Date Posted: 2 years ago
Views: 468
Eric Nicholas K
Eric Nicholas K
2 years ago
(i)

Angle PRQ, because it is an angle subtended by the chord PQ where P is a tangential point of the chord ST to the circle

[In short, we are talking about the tangent-chord theorem or the alternate segment theorem]

(ii)

Because angles PMR and PNR are both equal to 90 degrees and they would be angles in a semicircle, so conversely, M and N must lie along the circumference of this circle
Eric Nicholas K
Eric Nicholas K
2 years ago
(iii)

To do this, we simply prove that angles RMN and RQP are the same (and then talk about corresponding angles) or angles MNT and QPT are the same (and then talk about corresponding angles) or something similar.

Ok, this question is particularly difficult for most of us because of the complexity of the question [I was lucky I noticed something early on or I would also be equally stuck]
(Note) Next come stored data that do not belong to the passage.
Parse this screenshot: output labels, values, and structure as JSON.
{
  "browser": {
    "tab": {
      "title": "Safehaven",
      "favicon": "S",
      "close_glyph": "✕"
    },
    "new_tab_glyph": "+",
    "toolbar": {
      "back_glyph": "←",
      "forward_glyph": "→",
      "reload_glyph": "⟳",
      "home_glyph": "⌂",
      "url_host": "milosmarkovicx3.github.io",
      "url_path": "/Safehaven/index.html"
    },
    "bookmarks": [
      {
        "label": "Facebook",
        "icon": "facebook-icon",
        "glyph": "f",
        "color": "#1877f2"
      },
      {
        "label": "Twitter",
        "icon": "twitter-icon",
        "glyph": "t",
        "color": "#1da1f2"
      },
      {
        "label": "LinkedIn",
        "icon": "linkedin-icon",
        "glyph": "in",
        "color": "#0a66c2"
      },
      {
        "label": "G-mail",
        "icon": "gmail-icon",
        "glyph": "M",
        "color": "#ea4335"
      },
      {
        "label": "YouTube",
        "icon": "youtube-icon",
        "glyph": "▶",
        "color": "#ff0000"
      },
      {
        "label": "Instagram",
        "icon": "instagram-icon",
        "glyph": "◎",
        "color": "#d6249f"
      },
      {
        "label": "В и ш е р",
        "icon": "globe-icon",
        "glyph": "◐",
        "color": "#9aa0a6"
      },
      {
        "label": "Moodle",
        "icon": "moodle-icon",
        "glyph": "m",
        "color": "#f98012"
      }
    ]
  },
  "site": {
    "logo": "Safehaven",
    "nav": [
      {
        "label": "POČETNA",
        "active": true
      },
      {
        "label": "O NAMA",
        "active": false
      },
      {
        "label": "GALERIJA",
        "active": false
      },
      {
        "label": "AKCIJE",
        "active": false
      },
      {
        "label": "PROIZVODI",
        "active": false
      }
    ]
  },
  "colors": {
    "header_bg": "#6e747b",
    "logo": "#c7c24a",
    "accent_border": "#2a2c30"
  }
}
Parts i and ii, as it turns out, are largely crucial to part iii - not because simply "we can draw a circle to pass through points M and N', but because for some reason I felt that they would not have asked parts i and ii randomly for no reason.

Here's the deal.

---------------------------------------------

If a circle can be drawn to pass P, R, M and N with PR being the diameter, then

• consider PM as the chord
• PNM = PRM because they are angles lying within the same segment

But PRM is obviously PRQ and I already noted in part i that PRQ = QPT, so...

PRM = QPT
PNM = QPT

and it's now obvious that

TNM = TPQ

Focusing on these, we can conclude, conversely, that lines MN and QP are parallel because TNM and TPQ satisfy the property of corresponding angles.
Oliver
Oliver
2 years ago
Thank you